Шрифт:
Закладка:
— Ясное дело, уляжется, только сейчас нам от этого не легче, — пробормотал кто-то в углу.
На Сан-Висенти едет и Шика Миранда. Осенью ей исполнится тридцать семь лет, а поглядеть на нее — запросто можно дать все пятьдесят. Худая как скелет. Состарившаяся от страданий.
— Говорят, на Саосенте никто не голодает. Еды там всем достаточно.
Она изливает душу своему соседу. И надо же было так случиться, что рядом с ней оказался именно ньо Мошиньо, тот самый ньо Мошиньо, о котором уже шла речь, человек незаурядный, с интересной биографией.
— Да, Сан-Висенти — совсем другое дело. Ах, моя бедная нога! — Он с трудом приподнял правую ногу и засучил штанину, чтобы все увидели язву.

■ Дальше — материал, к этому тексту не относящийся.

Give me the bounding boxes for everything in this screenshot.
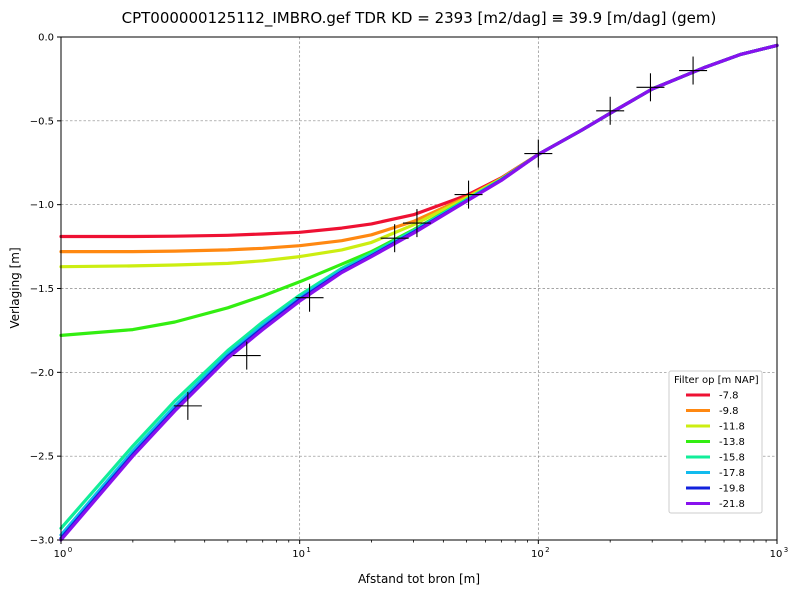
legend-label: -13.8 (719, 437, 745, 448)
x-tick-exponent: 3 (784, 546, 788, 554)
plus-marker (232, 341, 261, 370)
x-tick-label: 10 (54, 549, 67, 560)
plus-marker (295, 283, 324, 312)
y-tick-label: −0.5 (30, 116, 54, 127)
legend-label: -11.8 (719, 422, 745, 433)
plus-marker (679, 56, 708, 85)
series-lines (59, 43, 779, 542)
legend-title: Filter op [m NAP] (674, 375, 759, 386)
x-tick-exponent: 1 (306, 546, 310, 554)
x-tick-label: 10 (531, 549, 544, 560)
plus-marker (596, 96, 625, 125)
x-tick-exponent: 0 (68, 546, 72, 554)
plus-marker (380, 224, 409, 253)
legend-label: -19.8 (719, 484, 745, 495)
legend-label: -7.8 (719, 391, 739, 402)
y-tick-label: −1.0 (30, 200, 54, 211)
x-tick-label: 10 (292, 549, 305, 560)
legend-box (668, 370, 763, 514)
legend-label: -21.8 (719, 499, 745, 510)
legend: Filter op [m NAP] -7.8 -9.8 -11.8 -13.8 -15.… (668, 370, 763, 514)
y-tick-label: −3.0 (30, 536, 54, 547)
plus-marker (524, 139, 553, 168)
y-tick-label: −2.0 (30, 368, 54, 379)
plus-marker (173, 391, 202, 420)
observation-markers (173, 56, 708, 420)
x-tick-label: 10 (770, 549, 783, 560)
series-line (59, 43, 779, 542)
legend-label: -9.8 (719, 406, 739, 417)
chart-title: CPT000000125112_IMBRO.gef TDR KD = 2393 … (122, 9, 717, 28)
plus-marker (454, 180, 483, 209)
legend-label: -15.8 (719, 453, 745, 464)
legend-label: -17.8 (719, 468, 745, 479)
axis-ticks: 10 0 10 1 10 2 10 30.0−0.5−1.0−1.5−2.0−2.5−3.0 (30, 33, 789, 561)
y-tick-label: 0.0 (38, 33, 54, 44)
y-axis-label: Verlaging [m] (8, 247, 22, 328)
y-tick-label: −1.5 (30, 284, 54, 295)
x-tick-exponent: 2 (545, 546, 549, 554)
x-axis-label: Afstand tot bron [m] (358, 572, 480, 586)
plus-marker (402, 209, 431, 238)
plus-marker (636, 73, 665, 102)
legend-items: -7.8 -9.8 -11.8 -13.8 -15.8 -17.8 -19.8 -21.8 (686, 391, 745, 510)
y-tick-label: −2.5 (30, 452, 54, 463)
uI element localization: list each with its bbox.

— Вам очень больно, ньо Мошиньо?
Старик закатал штанину еще выше, и язва предстала на всеобщее обозрение — глубокая, страшная.
— Она у вас болит?
— Еще как, дочка!
Это давнишняя история. Когда-то Мошиньо поранил ногу, в ранку попала инфекция, и нога загноилась. Мошиньо так и не смог избавиться от язвы. Его соседка Танья уверяла, будто его кто-то сглазил. Он лечился, но ничто не помогало. Теперь ему остается лишь положиться на волю божью. Но ничего, на Сан-Висенти совсем другая жизнь. Там у причала стоят корабли. Там есть работа. Есть кашупа. В душе Мошиньо сам немного сомневался, правда ли то, что он рассказывает сейчас пассажирам, но так приятно дать волю воображению. Да, Сан-Висенти — совсем другое дело, это уж точно.
Снова зазвучал голос Шико Афонсо. Песня его лилась широко и свободно. Все сейчас: и парусник, и море, и надвигающиеся сумерки, и морны, и звуки его шестиструнной гитары — волновало матроса, вселяло надежду скоро оказаться на берегу и вновь ощутить терпкий привкус вечного праздника в трактирах, что расположены в квартале бедняков.
Ньо Мошиньо, опираясь на жизненный опыт своих шестидесяти лет, дает советы.
— Только смотрите, будьте осторожны, предупреждаю вас, Шика Миранда. В день прибытия ни в коем случае не наедайтесь досыта. Сьешьте несколько ложек супа, и хватит. Надо наполнять желудок постепенно, запомните мои слова. Я сам видел, как люди умирали оттого, что сразу набрасывались на еду.
Только теперь старый Мошиньо заметил, как побледнела и поникла Коншинья, его соседка с другого боку, и решил немножко ее подбодрить.
— Тебя разморило, Коншинья?
Она покачала головой и, не скрывая тревоги, спросила, словно этот вопрос завершал целую вереницу преследовавших ее мыслей и опасений:
— Как по-вашему, ньо Мошиньо, повезет мне на Саосенте?
Чтобы вселить в Коншинью уверенность, старик попытался придать своим словам как можно больше убедительности:
— Послушай меня, милая. Я в жизни многое повидал. Доводилось видеть и людей, впавших в нищету, — они страдали от голода, мучились, а потом все менялось, они выплывали на поверхность, скапливали деньжонок, становились важными господами, понимаешь? Надо только надеяться и не терять мужества. Я в жизни многое повидал, Коншинья, можешь мне поверить.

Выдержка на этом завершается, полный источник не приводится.